The Cellar Dwellers' Countdown To The Sun: 5, 4, 3, 2, 1, At Last Off!

The Age

Saturday July 31, 2004

TIM PEKIN

There were times towards the end of a lowly and inglorious year when I knew it was not me out there playing. I would project myself five weeks ahead, into holidaying, resting and relaxing, leaving a clone to participate on my behalf. Sure, I gave 100 per cent - of what was left.

One day, just to get through the match, I pictured a warm sunrise over mist-shrouded hills instead of the infinite drizzle clamouring over the concrete of Waverley Park. I didn't get warm at all that day, especially when sat on the bench.

It is this time of a football year when players whose teams have not lived up to expectations yearn for the season to end. Perhaps not as consciously as I saw it, but it will be in their minds somewhere. They still train as hard and prepare as well for game day, but a prolonged period of under-performance can sap anyone's soul.

Add to that a coach under siege (or sacked), supporter anger and abandonment, faction fighting and media scrutiny, and a player can find himself under enormous stress. Put some of life's "normal" dramas on top - university grades are dropping, the girlfriend's left because she can't get enough time, you've just bought a house but could be traded or put into the draft, mates are leaving messages about how good the surf is off the coast of Mexico - and the end of the season can't come fast enough.

An old Fitzroy teammate, the laconic left-footer Gary Keane, would count the season down each Tuesday night. After what was traditionally the hardest training run of the week, he would tell those around him how many more Tuesday training sessions were left. It wasn't uncommon near the end of an unsuccessful year to look forward to the countdown.

If coach David Parkin had known, I imagine he would have inundated us with sheets of notes regarding the importance of staying positive. We were, but not in the way he would have liked.

Changing from Robert Walls as coach to Parkin was akin to switching from a game of poker to 500. Walls bluffed and shuffled to get the right hand, whereas Parkin was concentration, obsession and knowing the game inside out.

After we'd lost a game we should have won near the end of one year, Parko asked me: "What the hell were you thinking out there?" I faced two problems: I couldn't recall the incident he was talking about, and he needed an answer.

We stood locked together, him seething and waiting, me frantically trying to grasp any remnant of the game that hadn't disappeared from my mind. As the other players started shifting uncomfortably, looking everywhere but at Parkin, he barked at me to write it down and get it to him on Monday.

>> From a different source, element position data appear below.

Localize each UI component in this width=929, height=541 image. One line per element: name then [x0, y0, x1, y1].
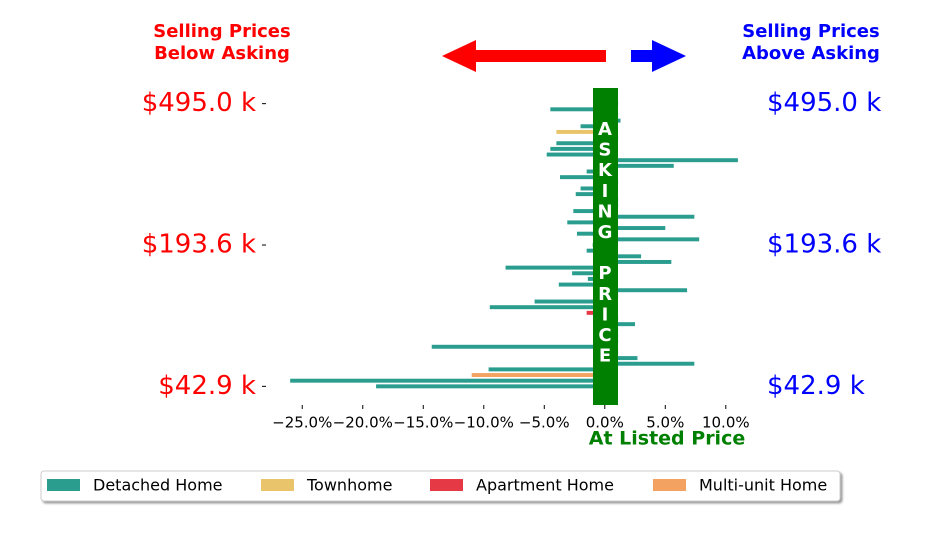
bar [580, 124, 605, 129]
x-tick-label: 5.0% [646, 414, 684, 432]
bar [546, 152, 605, 157]
x-tick-label: −20.0% [333, 414, 393, 432]
bar [604, 254, 642, 259]
right-note: Above Asking [742, 43, 880, 64]
bar [604, 361, 695, 366]
bar [604, 259, 672, 264]
y-tick-label: $495.0 k [142, 88, 256, 118]
left-note: Below Asking [154, 43, 290, 64]
bar [550, 107, 605, 112]
left-arrow [442, 40, 606, 72]
y-tick-label: $193.6 k [142, 230, 256, 260]
bar [376, 384, 605, 389]
bar [534, 299, 605, 304]
y-tick-label-right: $193.6 k [767, 230, 881, 260]
x-tick-label: 10.0% [702, 414, 750, 432]
bar [505, 265, 605, 270]
bar [431, 344, 605, 349]
bar [489, 305, 605, 310]
bar [558, 282, 605, 287]
bar [556, 141, 605, 146]
legend-swatch [653, 479, 686, 491]
bar [580, 186, 605, 191]
x-tick-label: 0.0% [586, 414, 624, 432]
bar [604, 356, 638, 361]
bar [604, 237, 700, 242]
bar [604, 226, 666, 231]
legend-label: Detached Home [93, 476, 223, 495]
x-tick-label: −25.0% [272, 414, 332, 432]
bar [556, 129, 605, 134]
bar [576, 231, 605, 236]
legend-swatch [430, 479, 463, 491]
bar [604, 163, 674, 168]
bar [604, 214, 695, 219]
legend-label: Apartment Home [476, 476, 614, 495]
legend-label: Multi-unit Home [699, 476, 827, 495]
x-tick-label: −5.0% [519, 414, 570, 432]
left-note: Selling Prices [153, 21, 290, 42]
legend-swatch [261, 479, 294, 491]
y-tick-label: $42.9 k [158, 371, 256, 401]
x-tick-label: −15.0% [393, 414, 453, 432]
legend-swatch [47, 479, 80, 491]
bar [560, 175, 605, 180]
bar [572, 271, 605, 276]
bar [550, 146, 605, 151]
bar [471, 373, 605, 378]
y-tick-label-right: $42.9 k [767, 371, 865, 401]
bar [604, 288, 688, 293]
bar [604, 158, 738, 163]
right-arrow [631, 40, 686, 72]
x-tick-label: −10.0% [454, 414, 514, 432]
legend-label: Townhome [306, 476, 392, 495]
bar [488, 367, 605, 372]
x-label: At Listed Price [589, 428, 745, 450]
bar [604, 322, 636, 327]
bar [573, 209, 605, 214]
asking-price-band [593, 88, 618, 405]
bar [567, 220, 605, 225]
y-tick-label-right: $495.0 k [767, 88, 881, 118]
bar [290, 378, 605, 383]
bar [575, 192, 605, 197]
right-note: Selling Prices [742, 21, 879, 42]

I racked my head for the rest of the weekend and finally decided to make something up that he might like to hear. I wrote in detail my thoughts and feelings, gave it to him on the Monday, and avoided him for the rest of the week. Just as I started to think I might have got away with it, Parkin asked me if I had actually written it.

Before I knew it, he had organised a psychological appraisal for me - he must have thought I was mad.

In the latter part of my first year at St Kilda, Tony Lockett surprised me in the showers one night after training. I was still unsure of "Plugger". With a raw glint in his eye, he looked around as if some conspiracy was at hand, and in an undertone said: "Only 15 training sessions to go now!" Then he grinned, like he knew I thought he was a big dummy. I told him I didn't know that but I was counting down the weeks, and could he please stop smiling because he was becoming unrecognisable.

Nearing the end of a season also brought the amusement of seeing players doing different weights programs. At St Kilda, the consistently man-boobed Sean Ralphsmith coerced Justin Peckett, a gym nomad, into "beach biceps" curls and chest-enhancing exercises, which Pecko's bad back normally found problematic. But he was young and the holidays were coming; after all, a break meant more than rest and recuperation.

The season's end was far more tangible than "playing for your future", although as you got older, the future could settle around you like a neck brace and mediocre form could drive you into wails of despair. You could forget that others in the team were feeling the same way, or had been in your position before. Somebody says your holiday may become permanent; the pressure mounts.

That's why clubs finishing in five weeks will be mixing up training activities, trying to get players to loosen up, putting them in different positions on the field, bringing in youth to boost enthusiasm, getting players to think about why they are playing, and acting that out at training. It might be as simple as practising taking speccies, kicking goals from the boundary, launching into some torpedoes, even kicking drop kicks.

It is amazing that, as clubs reintroduce some fun and get back some laughter, players' minds can be refreshed and the rest of the season need not end up a drudgery. Unexpected wins can be uncovered, and for clubs suffering lowly and inglorious times, a win can be like a sunny day. And a sunny day can make all the difference.